E como as coisas começaram a funcionar, após algumas dezenas de pessoas
terem acordado um estatuto que regiria essa organização que daria suporte à
rede? Conforme o que está no estatuto.
A Letícia percebia da importância de criar um regimento interno para
definir coisas como esse processo de decisão. Com o apoio de uma
consultoria pro-bono e alguns voluntários, ela organizou um encontro para
fazer um planejamento estratégico da organização/rede. Mandou e-mails,
criou texto de blog, convidou por telefone, explicou a importância do
encontro, argumento que metade de um dia não era suficiente (e não foi),
entre outras coisas. Depois Letícia tinha que continuar a organizar o
documento do planejamento, reportar para o grupo, criar um regimento
(chamem o que quiser, sei que pessoas rebeldes devem detestar o termo)
entre milhares de outras coisas.
Ela convidou as pessoas do seu grupo para ajudar com isso, mas o máximo que
obteve foi, novamente, críticas pontuais e esparsas sobre diversas coisas
que foram surgindo na medida em que as coisas começaram a ocorrer (captação
de recursos, execução de projetos, lidar com conflitos, assinaturas de
cartas, contratações, pagamento de contas, viagens, negociações etc. etc.
etc.).
E agora, como será que essa história vai acabar? Como as coisas irão para
frente? A Letícia poderia sentar a cadeira na bunda e começar a escrever
esse processo. É claro que isso causariam várias críticas, ela ouviria de
várias pessoas que está tudo errado. E os motivos estão bem resumidos na
história da fazer-cracia que traduzi.
> Mas não veja meus questionamentos como uma provocação, realmente estou
> tentando entender o que realmente quer dizer com seu conceito de
> fazer-cracia e até que ponto acredita que isso possa ser seguido na
> estrutura da OKBR. Na prática, o que isso implicaria na OKBR?
>
A Letícia sabe que o modelo não é sustentável, que ela precisa de apoio,
tanto na execução quanto na concepção, como ocorreu em outros momentos. E é
para isso que ela está começando a pensar (e agir) em formas de melhorar a
estrutura criada, os processos criados ou em formação
>
> Ah sim, você tem algum outro exemplo de fazer-cracia seguido para a
> estruturação de alguma organização fora o evento Burning Man?
>
>
Não sei direito sobre o Burning Man, exceto o que o Abdo explicou sobre o
evento e as fotos que vi. Não sei muito sobre ele, apenas que não me agrada
a ideia, apesar de toda excentricidade dele.
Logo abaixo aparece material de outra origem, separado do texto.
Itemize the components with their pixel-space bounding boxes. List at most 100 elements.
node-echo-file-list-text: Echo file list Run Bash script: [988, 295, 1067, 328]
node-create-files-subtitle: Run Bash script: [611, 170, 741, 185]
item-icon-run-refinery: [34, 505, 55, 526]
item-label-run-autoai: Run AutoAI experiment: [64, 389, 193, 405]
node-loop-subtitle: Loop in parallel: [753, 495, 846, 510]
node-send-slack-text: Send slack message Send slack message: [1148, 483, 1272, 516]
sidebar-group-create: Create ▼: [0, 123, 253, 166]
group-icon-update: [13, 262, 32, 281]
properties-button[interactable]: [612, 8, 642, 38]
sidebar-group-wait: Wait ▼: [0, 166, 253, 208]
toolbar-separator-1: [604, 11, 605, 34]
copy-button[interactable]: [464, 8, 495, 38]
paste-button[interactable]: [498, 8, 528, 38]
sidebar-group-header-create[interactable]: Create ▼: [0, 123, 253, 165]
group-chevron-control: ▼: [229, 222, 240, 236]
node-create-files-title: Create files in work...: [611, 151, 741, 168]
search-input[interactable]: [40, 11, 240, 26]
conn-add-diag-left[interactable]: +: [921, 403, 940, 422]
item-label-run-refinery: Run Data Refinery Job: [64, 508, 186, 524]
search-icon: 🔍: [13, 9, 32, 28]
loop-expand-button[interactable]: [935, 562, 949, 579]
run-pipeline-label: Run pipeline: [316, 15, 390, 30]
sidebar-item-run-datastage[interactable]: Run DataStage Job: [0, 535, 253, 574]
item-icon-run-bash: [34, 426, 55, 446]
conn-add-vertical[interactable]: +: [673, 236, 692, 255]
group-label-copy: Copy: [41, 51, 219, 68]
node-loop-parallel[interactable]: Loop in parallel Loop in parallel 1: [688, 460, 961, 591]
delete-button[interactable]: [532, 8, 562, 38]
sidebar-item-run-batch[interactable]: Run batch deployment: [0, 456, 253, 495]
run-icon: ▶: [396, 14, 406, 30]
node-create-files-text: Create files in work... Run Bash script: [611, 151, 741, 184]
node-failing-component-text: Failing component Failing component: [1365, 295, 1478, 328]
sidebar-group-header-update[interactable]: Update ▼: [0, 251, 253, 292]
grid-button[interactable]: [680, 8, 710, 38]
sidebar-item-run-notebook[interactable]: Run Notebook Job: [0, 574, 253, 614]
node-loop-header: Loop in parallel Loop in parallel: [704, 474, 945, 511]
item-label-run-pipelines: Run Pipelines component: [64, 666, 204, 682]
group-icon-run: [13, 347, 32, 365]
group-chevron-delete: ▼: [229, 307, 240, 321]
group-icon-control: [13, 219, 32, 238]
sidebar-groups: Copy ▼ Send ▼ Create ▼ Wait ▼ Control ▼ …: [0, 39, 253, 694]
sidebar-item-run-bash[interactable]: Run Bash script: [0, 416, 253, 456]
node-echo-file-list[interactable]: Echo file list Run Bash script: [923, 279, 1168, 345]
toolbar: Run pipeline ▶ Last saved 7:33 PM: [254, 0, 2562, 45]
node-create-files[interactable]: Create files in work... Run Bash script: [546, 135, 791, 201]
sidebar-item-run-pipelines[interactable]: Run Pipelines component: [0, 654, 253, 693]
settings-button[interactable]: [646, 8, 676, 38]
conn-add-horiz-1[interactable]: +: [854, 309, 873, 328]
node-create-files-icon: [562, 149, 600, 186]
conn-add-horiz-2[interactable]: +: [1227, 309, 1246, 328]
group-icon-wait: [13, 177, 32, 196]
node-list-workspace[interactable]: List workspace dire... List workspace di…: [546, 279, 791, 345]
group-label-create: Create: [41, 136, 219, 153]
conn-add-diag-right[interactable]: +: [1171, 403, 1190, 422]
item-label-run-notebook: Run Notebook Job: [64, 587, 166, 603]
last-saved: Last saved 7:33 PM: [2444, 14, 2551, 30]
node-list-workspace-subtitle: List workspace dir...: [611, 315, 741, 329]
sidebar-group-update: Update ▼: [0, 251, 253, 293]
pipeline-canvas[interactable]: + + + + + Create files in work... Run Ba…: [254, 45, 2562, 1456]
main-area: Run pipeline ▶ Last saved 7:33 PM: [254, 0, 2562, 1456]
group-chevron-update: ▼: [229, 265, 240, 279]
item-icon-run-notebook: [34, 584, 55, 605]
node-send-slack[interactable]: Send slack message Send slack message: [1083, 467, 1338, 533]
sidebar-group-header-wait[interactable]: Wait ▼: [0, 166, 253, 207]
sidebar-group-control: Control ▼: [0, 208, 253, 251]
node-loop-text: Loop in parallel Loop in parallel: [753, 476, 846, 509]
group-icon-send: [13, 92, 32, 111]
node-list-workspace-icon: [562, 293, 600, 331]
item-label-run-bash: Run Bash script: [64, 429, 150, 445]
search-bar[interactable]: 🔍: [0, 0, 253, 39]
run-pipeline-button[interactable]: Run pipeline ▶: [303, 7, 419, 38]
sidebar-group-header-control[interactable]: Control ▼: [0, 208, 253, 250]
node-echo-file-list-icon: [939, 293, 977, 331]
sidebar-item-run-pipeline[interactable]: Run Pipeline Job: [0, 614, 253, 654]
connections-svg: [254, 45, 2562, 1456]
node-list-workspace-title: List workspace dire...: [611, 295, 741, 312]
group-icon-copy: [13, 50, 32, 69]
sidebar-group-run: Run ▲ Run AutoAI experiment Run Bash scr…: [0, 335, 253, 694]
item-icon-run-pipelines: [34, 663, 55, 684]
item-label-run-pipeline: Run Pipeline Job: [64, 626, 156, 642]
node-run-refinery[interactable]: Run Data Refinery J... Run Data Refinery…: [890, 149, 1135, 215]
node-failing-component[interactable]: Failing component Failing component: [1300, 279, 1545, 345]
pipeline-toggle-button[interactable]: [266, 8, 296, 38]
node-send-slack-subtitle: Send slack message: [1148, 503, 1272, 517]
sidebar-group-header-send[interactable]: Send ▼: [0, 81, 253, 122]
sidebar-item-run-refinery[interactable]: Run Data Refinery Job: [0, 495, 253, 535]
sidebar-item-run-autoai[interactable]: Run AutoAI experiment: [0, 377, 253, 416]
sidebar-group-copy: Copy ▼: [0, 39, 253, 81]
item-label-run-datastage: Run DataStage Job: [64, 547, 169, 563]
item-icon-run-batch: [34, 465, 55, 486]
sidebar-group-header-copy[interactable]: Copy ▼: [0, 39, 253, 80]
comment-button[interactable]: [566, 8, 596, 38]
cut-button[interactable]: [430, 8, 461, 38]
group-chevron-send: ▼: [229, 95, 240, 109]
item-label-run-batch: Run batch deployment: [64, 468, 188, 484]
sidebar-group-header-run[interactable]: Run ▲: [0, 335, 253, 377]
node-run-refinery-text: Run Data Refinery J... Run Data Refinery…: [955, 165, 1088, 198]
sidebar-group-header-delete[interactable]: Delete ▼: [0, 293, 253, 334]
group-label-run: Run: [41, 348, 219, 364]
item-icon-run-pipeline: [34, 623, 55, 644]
Podemos pensar na Open Knowledge Conference que vi em 2011. Foi lá que vi
coisas *acontecerem* mesmo com claras limitações de recursos humanos e
financeiros - cartazes feitos a mão, pessoas trabalhando juntas, workshops
sobre diversos assuntos interessantes, uma rede global em torno de um
assunto que gosto se reunindo. Minha sensação era a de ter encontrado uma
grande afinidade com um grupo que queria ver *coisas acontecerem* com um
propósito comum que estou envolvido faz tempo.